I’m still curious to see the film, but I can’t help but wonder what confluence of elements took what seemed like a sure-fire box office success and instead made it look like a failure.

There are likely many elements that came into play, and perhaps one or two or a combination of them all led to this.

The first thing to consider is the most obvious: Perhaps people aren’t that willing to help a movie that stars an actor as controversial as Ezra Miller is. I think that one requires no elaboration.

The second thing is perhaps the DC movies are still viewed far more critically and for a variety of reasons. The Zack Snyder films were mercilessly panned (I’ve noted before my feelings regarding his films, in particular Batman vs. Superman, but suffice it to say there is a history here!). The DC “universe” of characters is about to be rebooted by James Gunn and, perhaps, people aren’t all that interested in seeing stories involving “dead end” versions of characters.

There’s also the reality that on the CW network they’ve had many years of The Flash TV show and, again perhaps, people simply had their fill of the character and weren’t quite as willing to spend another couple of hours with him.

I also feel there is this: The Flash’s trailer gave us so many wonderful surprises, including Micheal Keaton and Ben Affleck and a certain Super character… that perhaps audiences’ anticipation of the film centered on what surprises there were to be found.

Unfortunately, the day the film was released pretty much all those surprises were posted on websites like TikTok or YouTube and suddenly any surprises audiences were going to have were eliminated. While one would hope people would see a film above and beyond what “surprises” it offers, the reality is that maybe a combination of not really wanting to see Ezra Miller or having their hunger sated with the Flash TV show meant the surprises were pretty much all people were interested in and when they were revealed… what was the point of going?

There’s also this potent possible combination: Superhero fatigue and/or the fact that cinemas are still struggling post-COVID to get the audiences back.

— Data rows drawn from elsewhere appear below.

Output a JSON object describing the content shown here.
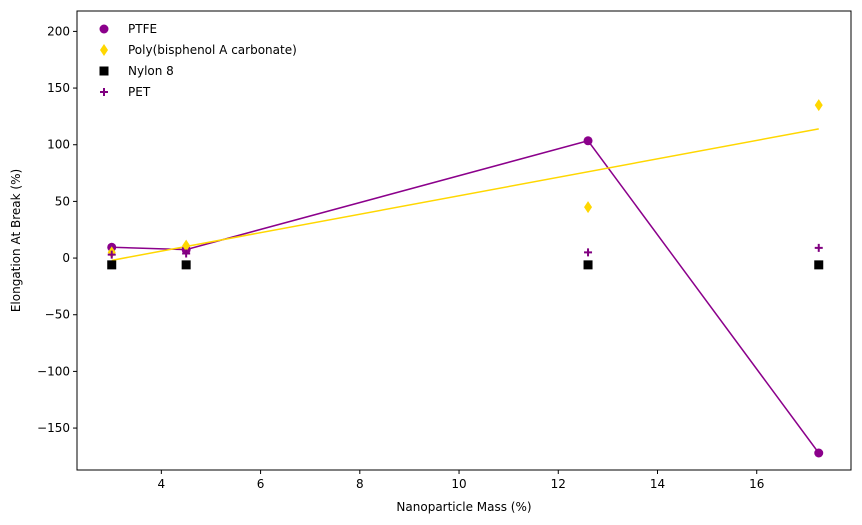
{
  "chart_data": {
    "type": "scatter",
    "title": "",
    "xlabel": "Nanoparticle Mass (%)",
    "ylabel": "Elongation At Break (%)",
    "xlim": [
      2.3,
      17.9
    ],
    "ylim": [
      -187,
      218
    ],
    "xticks": [
      4,
      6,
      8,
      10,
      12,
      14,
      16
    ],
    "yticks": [
      -150,
      -100,
      -50,
      0,
      50,
      100,
      150,
      200
    ],
    "x": [
      3.0,
      4.5,
      12.6,
      17.25
    ],
    "grid": false,
    "legend_position": "top-left",
    "series": [
      {
        "name": "PTFE",
        "marker": "circle",
        "color": "#8b008b",
        "values": [
          9.5,
          7.5,
          103.5,
          -172
        ],
        "line": "connect",
        "line_color": "#8b008b"
      },
      {
        "name": "Poly(bisphenol A carbonate)",
        "marker": "diamond",
        "color": "#ffd700",
        "values": [
          5,
          11,
          45,
          135
        ],
        "line": "fit",
        "fit_endpoints": [
          -2,
          114
        ],
        "line_color": "#ffd700"
      },
      {
        "name": "Nylon 8",
        "marker": "square",
        "color": "#000000",
        "values": [
          -6,
          -6,
          -6,
          -6
        ],
        "line": "none"
      },
      {
        "name": "PET",
        "marker": "plus",
        "color": "#800080",
        "values": [
          3,
          4,
          5,
          9
        ],
        "line": "none"
      }
    ]
  }
}
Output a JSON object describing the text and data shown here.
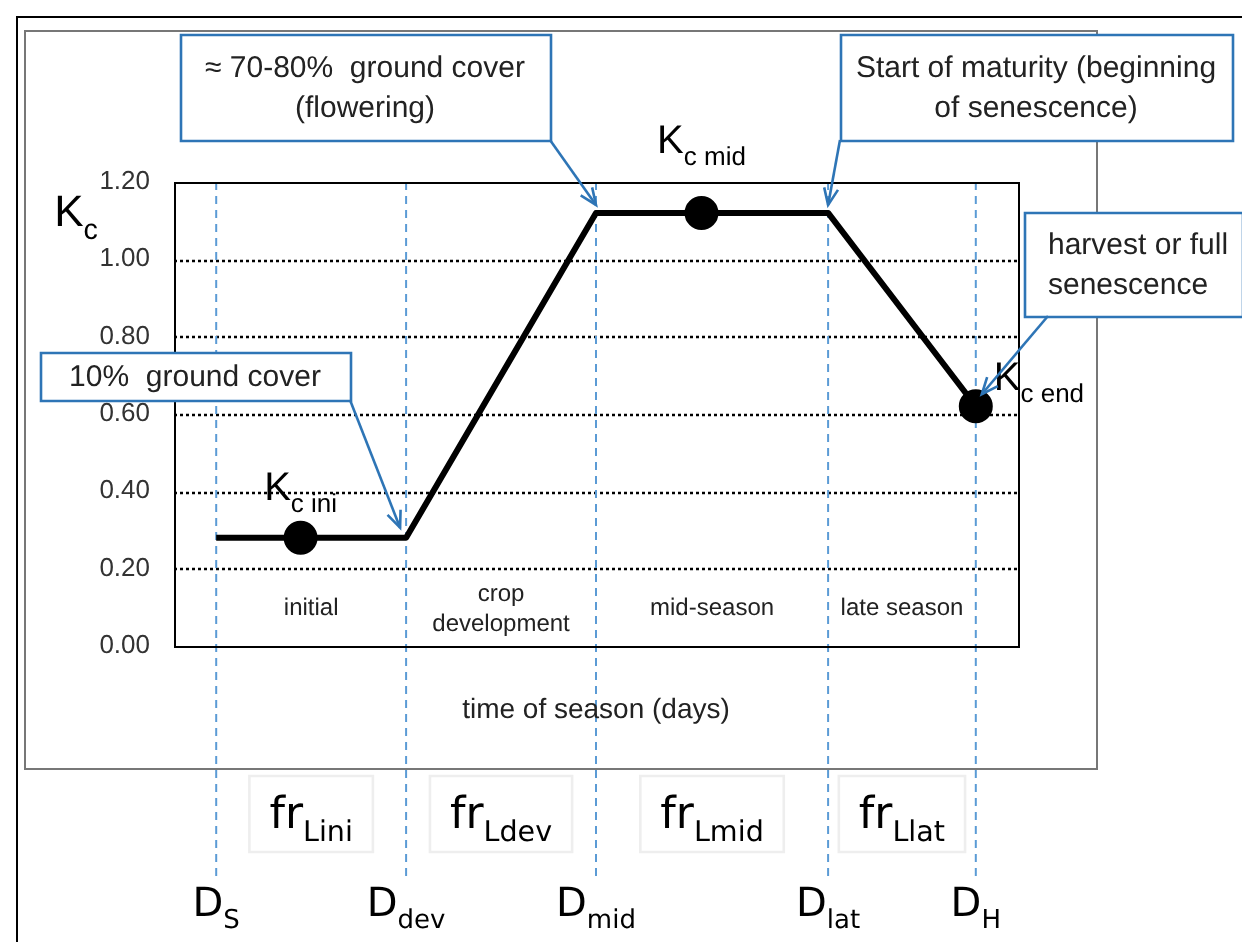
{
  "chart_data": {
    "type": "line",
    "xlabel": "time of season (days)",
    "ylabel": "K$_{c}$",
    "categories": [
      null,
      null,
      "D$_{S}$",
      null,
      null,
      null,
      null,
      null,
      null,
      null,
      null,
      "D$_{dev}$",
      null,
      null,
      null,
      null,
      null,
      null,
      null,
      null,
      "D$_{mid}$",
      null,
      null,
      null,
      null,
      null,
      null,
      null,
      null,
      null,
      null,
      "D$_{lat}$",
      null,
      null,
      null,
      null,
      null,
      null,
      "D$_{H}$",
      null,
      null
    ],
    "ylim": [
      0,
      1.2
    ],
    "yticks": [
      {
        "value": 0,
        "label": "0.00"
      },
      {
        "value": 0.2,
        "label": "0.20"
      },
      {
        "value": 0.4,
        "label": "0.40"
      },
      {
        "value": 0.6,
        "label": "0.60"
      },
      {
        "value": 0.8,
        "label": "0.80"
      },
      {
        "value": 1,
        "label": "1.00"
      },
      {
        "value": 1.2,
        "label": "1.20"
      }
    ],
    "grid": "y",
    "series": [
      {
        "color": "#000000",
        "marker": "none",
        "values": [
          null,
          null,
          0.28,
          null,
          null,
          null,
          null,
          null,
          null,
          null,
          null,
          0.28,
          null,
          null,
          null,
          null,
          null,
          null,
          null,
          null,
          1.12,
          null,
          null,
          null,
          null,
          null,
          null,
          null,
          null,
          null,
          null,
          1.12,
          null,
          null,
          null,
          null,
          null,
          null,
          0.62,
          null,
          null
        ]
      },
      {
        "type": "scatter",
        "color": "#000000",
        "marker": "circle",
        "values": [
          null,
          null,
          null,
          null,
          null,
          null,
          0.28,
          null,
          null,
          null,
          null,
          null,
          null,
          null,
          null,
          null,
          null,
          null,
          null,
          null,
          null,
          null,
          null,
          null,
          null,
          1.12,
          null,
          null,
          null,
          null,
          null,
          null,
          null,
          null,
          null,
          null,
          null,
          null,
          0.62,
          null,
          null
        ],
        "value_labels": [
          null,
          null,
          null,
          null,
          null,
          null,
          "K$_{c ini}$",
          null,
          null,
          null,
          null,
          null,
          null,
          null,
          null,
          null,
          null,
          null,
          null,
          null,
          null,
          null,
          null,
          null,
          null,
          "K$_{c mid}$",
          null,
          null,
          null,
          null,
          null,
          null,
          null,
          null,
          null,
          null,
          null,
          null,
          "K$_{c end}$",
          null,
          null
        ]
      }
    ],
    "ref_lines": [
      {
        "axis": "x",
        "value": "D$_{S}$",
        "color": "#5b9bd5",
        "line_style": "dashed"
      },
      {
        "axis": "x",
        "value": "D$_{dev}$",
        "color": "#5b9bd5",
        "line_style": "dashed"
      },
      {
        "axis": "x",
        "value": "D$_{mid}$",
        "color": "#5b9bd5",
        "line_style": "dashed"
      },
      {
        "axis": "x",
        "value": "D$_{lat}$",
        "color": "#5b9bd5",
        "line_style": "dashed"
      },
      {
        "axis": "x",
        "value": "D$_{H}$",
        "color": "#5b9bd5",
        "line_style": "dashed"
      }
    ],
    "annotations": [
      {
        "text": "≈ 70-80%  ground cover (flowering)",
        "x": "D$_{mid}$",
        "y": 1.12
      },
      {
        "text": "Start of maturity (beginning of senescence)",
        "x": "D$_{lat}$",
        "y": 1.12
      },
      {
        "text": "harvest or full senescence",
        "x": "D$_{H}$",
        "y": 0.62
      },
      {
        "text": "10%  ground cover",
        "x": "D$_{dev}$",
        "y": 0.28
      },
      "initial",
      "crop development",
      "mid-season",
      "late season",
      "fr$_{Lini}$",
      "fr$_{Ldev}$",
      "fr$_{Lmid}$",
      "fr$_{Llat}$"
    ]
  }
}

I feel superhero fatigue is a very real thing and, frankly, by this point maybe it should be. There are an awful lot of superhero films being released (and that’s not counting the TV shows!) and perhaps people are starting to get bored of these works.

Regarding the later point about cinemas post-COVID, there have been exceptions. The Tom Cruise Top Gun sequel did spectacularly at the box office and there have been films here and there that have performed well. But in general it does appear that Hollywood is struggling to get people back to wanting to see films in theaters.

This has been exasperated by the many streaming services out there. The Black Adam film, for example, didn’t do all that well and it showed up relatively quickly on HBO Max (now called Max). Why bother going to the theater to see a film if you know it will show up very soon in a streaming service? My understanding is The Flash will be released to digital media next month so, again, why bother going to the theater to see it if you just wait a couple of months and see it in the comfort of your home?

Regardless of whether one, two, or all these elements were at play, the bottom line is The Flash movie appears to be a big time underperformer.

Did it deserve this fate?

Since I haven’t yet seen it, I don’t know. But I do worry about the future of cinema.

Nothing is written in stone and what might once have been a tried and true form of entertainment might well disappear with the passage of time and changing tastes.